A century ago, most families lived on farms. Boys, who started chores almost as soon as they could walk, worked the harvest right through their teen years and woke up one morning as men.
Their future was pretty clear-cut. They knew they needed to get a job, get a wife, have children to take care of them in old age and find some way to sustain themselves.
Then families made the mass exodus from farm to suburb. The plow was replaced by a station wagon. Dads drove to work. Moms stayed home and raised the kids and hosted Tupperware parties. High schools brought about a new development in growing up: the adolescent. Still, once women and men hit their 20s, they grew up, married and had children.
With the rise of the information age, the whole system broke open. Women, who were now getting more and more education, found themselves perfectly qualified for jobs in the creative industries. They turned into smart, sassy 20-somethings with disposable income, not particularly interested in marriage or children, at least not yet.

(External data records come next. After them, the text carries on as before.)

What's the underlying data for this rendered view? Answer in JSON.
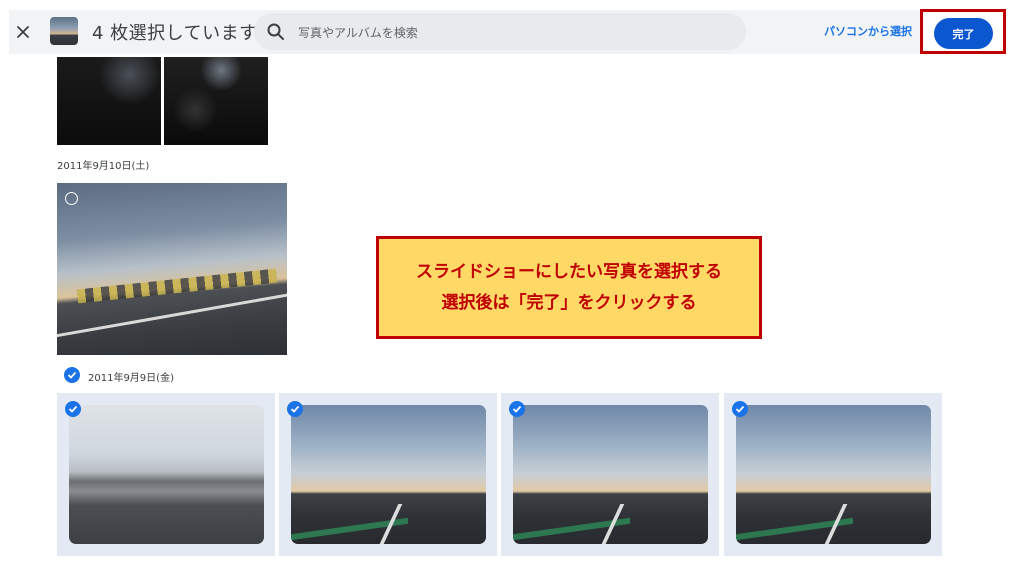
{
  "header": {
    "close_icon": "close-icon",
    "selection_count": "4 枚選択しています",
    "search": {
      "placeholder": "写真やアルバムを検索",
      "value": ""
    },
    "pc_select_label": "パソコンから選択",
    "done_label": "完了"
  },
  "groups": [
    {
      "date": "2011年9月10日(土)"
    },
    {
      "date": "2011年9月9日(金)",
      "selected": true
    }
  ],
  "photos": {
    "top_row": [
      {
        "name": "car-interior-1",
        "selected": false
      },
      {
        "name": "car-interior-2",
        "selected": false
      }
    ],
    "sep10": [
      {
        "name": "sunset-highway",
        "selected": false
      }
    ],
    "sep9": [
      {
        "name": "road-1",
        "selected": true
      },
      {
        "name": "road-2",
        "selected": true
      },
      {
        "name": "road-3",
        "selected": true
      },
      {
        "name": "road-4",
        "selected": true
      }
    ]
  },
  "callout": {
    "line1": "スライドショーにしたい写真を選択する",
    "line2": "選択後は「完了」をクリックする"
  },
  "colors": {
    "accent": "#1a73e8",
    "done_button": "#0b57d0",
    "callout_bg": "#ffd966",
    "callout_border": "#c00000",
    "selected_tile_bg": "#e4eaf4"
  }
}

It turned out women were more suited to this mind-based, multi-tasking society, and they began doing mental and educational laps around men. Suddenly you had an entire generation of post-adolescent males who, finding themselves not really needed or wanted, shrugged at their buddies and said, “Let’s go watch 'Star Wars' again.”
All of this is described in a fascinating book published earlier this year by Kay Hymowitz titled, “Manning Up: How the Rise of Women Has Turned Men into Boys.” Hymowitz argues that this new development has led to the “man-child” who bums around with his friends and still thinks the "Star Wars" saga is the hottest ticket in town.
As the mother of four young boys, I read a book like this with just the teensiest bit of apprehension. It keeps me either hunting Trulia.com for hobby farms, where my boys can get a proper “man’s” upbringing, and hyperventilating behind the Lego box. Just short of putting a down payment on a milk cow, I remember that I have the antidote for this post-adolescent plague. It’s called the gospel.
In fact, as I read Hymowitz’s book, my prevailing thought was, “The church solves all of these problems, if we’re tough enough to stand by what we’re told.”
For starters, the LDS Church gives our boys a lot of what is lacking in society — mainly, a purpose. As Horowitz says in her book (and an excerpted article in the Wall Street Journal), women are born with a biological purpose — to be mothers. That clock is ticking from the time they hit puberty. Men have no such clock, and in our modern-day society, no social benchmarks.
In the past, “boys had to pass a test. They needed to demonstrate courage, physical prowess or mastery of the necessary skills. The goal was to prove their competence as protectors and providers. Today, however, with women moving ahead in our advanced economy, husbands and fathers are now optional, and the qualities of character men once needed to play their roles — fortitude, stoicism, courage, fidelity — are obsolete, even a little embarrassing.”
The gospel is different. From a young age, boys look forward to the priesthood benchmarks of deacon, teacher, priest and elder. They drop dimes in their missionary fund with hopes they’ll be called on a Mormon mission at 19. These are the tests.
Second, they’re counseled to get married and start having children soon after their missions. This is a huge shift from the societal trend toward older marriages. Consider this statistic, as quoted by Hymowitz. “In 1970, just 16 percent of Americans ages 25 to 29 had never been married; today that's true of an astonishing 55 percent of the age group.”